= Charles Delahaye (tennis) =

19th century jeu de paume player in France

Charles Delahaye (/fr/), also known as "Biboche," (born July 24, 1825 and died 1906) was a jeu de paume player in 19th-century France.

== Background ==
Henri Delahaye, Biboche's father, kept a court in Amiens and previously had a court in Geneva. With his father's tuition, Biboche's game soon improved and by the age of 15 he was attached to the court in the Passage Sandrié. Here, he played with J. Edmond Barre and the amateur, M. Mosneron, and soon came second in prowess only to Barre himself. His prime was in 1850-60. He was known as the best living teacher of the gamę, and as the able and courteous manager of the French courts. In 1848 he defeated Peter Tompkins at Hampton Court and in 1851 twice defeated his son, Edmund, at Oxford and James Street.

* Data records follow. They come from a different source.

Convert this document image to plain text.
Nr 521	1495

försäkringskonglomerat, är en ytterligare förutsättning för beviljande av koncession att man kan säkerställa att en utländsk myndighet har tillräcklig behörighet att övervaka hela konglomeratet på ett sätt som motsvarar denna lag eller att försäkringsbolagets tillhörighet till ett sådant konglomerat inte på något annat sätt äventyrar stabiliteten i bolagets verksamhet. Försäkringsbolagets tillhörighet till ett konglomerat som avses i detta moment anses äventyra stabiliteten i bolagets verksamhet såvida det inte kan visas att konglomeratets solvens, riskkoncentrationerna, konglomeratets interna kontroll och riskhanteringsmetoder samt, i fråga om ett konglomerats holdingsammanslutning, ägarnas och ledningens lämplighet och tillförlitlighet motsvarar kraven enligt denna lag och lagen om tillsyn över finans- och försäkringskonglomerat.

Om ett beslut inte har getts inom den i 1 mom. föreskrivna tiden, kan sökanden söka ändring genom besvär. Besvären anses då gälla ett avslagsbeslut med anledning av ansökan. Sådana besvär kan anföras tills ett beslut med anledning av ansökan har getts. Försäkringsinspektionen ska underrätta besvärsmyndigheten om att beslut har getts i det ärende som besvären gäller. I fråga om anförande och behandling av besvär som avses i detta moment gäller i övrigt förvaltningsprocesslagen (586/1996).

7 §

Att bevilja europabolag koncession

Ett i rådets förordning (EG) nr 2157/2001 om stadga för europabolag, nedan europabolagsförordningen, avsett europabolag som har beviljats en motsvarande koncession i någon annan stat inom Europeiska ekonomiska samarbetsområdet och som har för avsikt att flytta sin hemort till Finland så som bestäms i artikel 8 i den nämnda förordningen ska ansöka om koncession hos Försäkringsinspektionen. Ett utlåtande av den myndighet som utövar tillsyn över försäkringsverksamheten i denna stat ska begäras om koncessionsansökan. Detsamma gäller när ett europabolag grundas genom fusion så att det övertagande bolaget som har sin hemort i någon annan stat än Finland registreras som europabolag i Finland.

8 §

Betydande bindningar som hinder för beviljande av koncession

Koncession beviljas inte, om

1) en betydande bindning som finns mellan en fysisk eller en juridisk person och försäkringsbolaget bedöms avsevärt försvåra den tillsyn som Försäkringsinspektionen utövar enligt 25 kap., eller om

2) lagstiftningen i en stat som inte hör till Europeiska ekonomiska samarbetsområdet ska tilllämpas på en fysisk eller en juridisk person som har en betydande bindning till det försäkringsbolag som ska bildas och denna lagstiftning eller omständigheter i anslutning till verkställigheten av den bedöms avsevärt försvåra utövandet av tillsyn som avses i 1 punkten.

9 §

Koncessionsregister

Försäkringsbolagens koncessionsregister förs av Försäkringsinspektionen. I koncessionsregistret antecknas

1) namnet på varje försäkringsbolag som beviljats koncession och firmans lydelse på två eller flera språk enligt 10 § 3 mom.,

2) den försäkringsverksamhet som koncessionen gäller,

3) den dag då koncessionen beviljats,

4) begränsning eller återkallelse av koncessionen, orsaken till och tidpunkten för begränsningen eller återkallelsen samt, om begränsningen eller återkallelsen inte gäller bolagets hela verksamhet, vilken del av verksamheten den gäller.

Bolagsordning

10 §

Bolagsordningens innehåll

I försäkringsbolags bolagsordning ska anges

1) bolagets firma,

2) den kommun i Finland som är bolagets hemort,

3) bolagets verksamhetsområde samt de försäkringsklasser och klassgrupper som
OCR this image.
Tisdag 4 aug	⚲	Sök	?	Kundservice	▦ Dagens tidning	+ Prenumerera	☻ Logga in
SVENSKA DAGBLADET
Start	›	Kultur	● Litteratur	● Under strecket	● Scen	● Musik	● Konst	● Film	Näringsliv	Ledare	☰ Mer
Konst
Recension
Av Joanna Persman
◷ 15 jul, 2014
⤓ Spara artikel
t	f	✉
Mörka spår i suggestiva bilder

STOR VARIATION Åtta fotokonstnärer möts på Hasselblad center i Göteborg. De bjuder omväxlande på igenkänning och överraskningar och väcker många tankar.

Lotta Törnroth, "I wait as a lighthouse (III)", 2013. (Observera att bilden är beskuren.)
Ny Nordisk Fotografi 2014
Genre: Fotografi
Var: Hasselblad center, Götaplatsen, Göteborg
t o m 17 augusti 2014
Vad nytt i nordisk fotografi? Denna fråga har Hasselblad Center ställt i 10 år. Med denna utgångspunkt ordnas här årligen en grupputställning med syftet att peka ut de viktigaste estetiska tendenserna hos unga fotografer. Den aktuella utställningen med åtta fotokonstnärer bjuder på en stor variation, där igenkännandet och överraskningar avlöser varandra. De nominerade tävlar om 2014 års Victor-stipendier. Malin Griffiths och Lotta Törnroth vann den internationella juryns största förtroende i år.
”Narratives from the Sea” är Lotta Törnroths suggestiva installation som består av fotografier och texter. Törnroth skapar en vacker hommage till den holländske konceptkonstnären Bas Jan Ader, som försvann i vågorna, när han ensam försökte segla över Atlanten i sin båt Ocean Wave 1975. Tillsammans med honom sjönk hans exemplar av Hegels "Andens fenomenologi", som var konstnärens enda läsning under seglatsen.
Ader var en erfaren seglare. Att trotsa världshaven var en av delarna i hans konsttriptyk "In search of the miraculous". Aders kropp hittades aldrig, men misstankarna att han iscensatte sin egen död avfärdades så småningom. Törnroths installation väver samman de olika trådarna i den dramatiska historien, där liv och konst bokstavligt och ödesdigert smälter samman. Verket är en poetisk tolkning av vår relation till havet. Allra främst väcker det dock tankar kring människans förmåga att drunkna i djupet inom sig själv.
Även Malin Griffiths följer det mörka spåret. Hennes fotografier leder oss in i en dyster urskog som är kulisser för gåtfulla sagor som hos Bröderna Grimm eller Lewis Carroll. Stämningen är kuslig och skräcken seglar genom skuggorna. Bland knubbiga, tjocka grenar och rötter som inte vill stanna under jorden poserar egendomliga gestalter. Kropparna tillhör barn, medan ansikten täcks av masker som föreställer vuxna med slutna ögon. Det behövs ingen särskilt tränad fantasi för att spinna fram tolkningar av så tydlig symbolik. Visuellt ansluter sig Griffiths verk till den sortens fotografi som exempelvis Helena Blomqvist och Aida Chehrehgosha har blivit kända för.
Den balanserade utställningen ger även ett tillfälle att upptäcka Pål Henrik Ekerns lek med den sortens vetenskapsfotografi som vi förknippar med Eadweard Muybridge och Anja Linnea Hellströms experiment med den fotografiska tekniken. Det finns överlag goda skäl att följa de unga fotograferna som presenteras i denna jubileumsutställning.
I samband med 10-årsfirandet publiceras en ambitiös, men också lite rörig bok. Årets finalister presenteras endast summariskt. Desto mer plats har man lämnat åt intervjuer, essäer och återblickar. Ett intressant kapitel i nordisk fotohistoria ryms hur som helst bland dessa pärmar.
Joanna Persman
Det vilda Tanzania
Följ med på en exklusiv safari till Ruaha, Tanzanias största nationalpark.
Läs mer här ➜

Biboche eventually became maître paumier (palm master) of the "Passage Sandrié, and on its demolition in 1861 took over the Tuileries Gardens court, retiring thirty-four years later in 1896." Similar to other great professionals, he was fond of bizarre handicaps and once played a "match wearing the full dress uniform of the National Guard, wielding his racket in his right hand and a musket with fixed bayonet in his left."

In 1861, Napoleon III tasked Delahaye with overseeing the construction of the Jeu De Paume. Delahaye commissioned Melchior Viraut to design the building and it opened on January 15th, 1862. Fifteen years later, Delahaye had Viraut design a second court on the East side of the building. Unfortunately, Delahaye's court fell into disuse by the early twentieth century and became an exhibition space in 1909.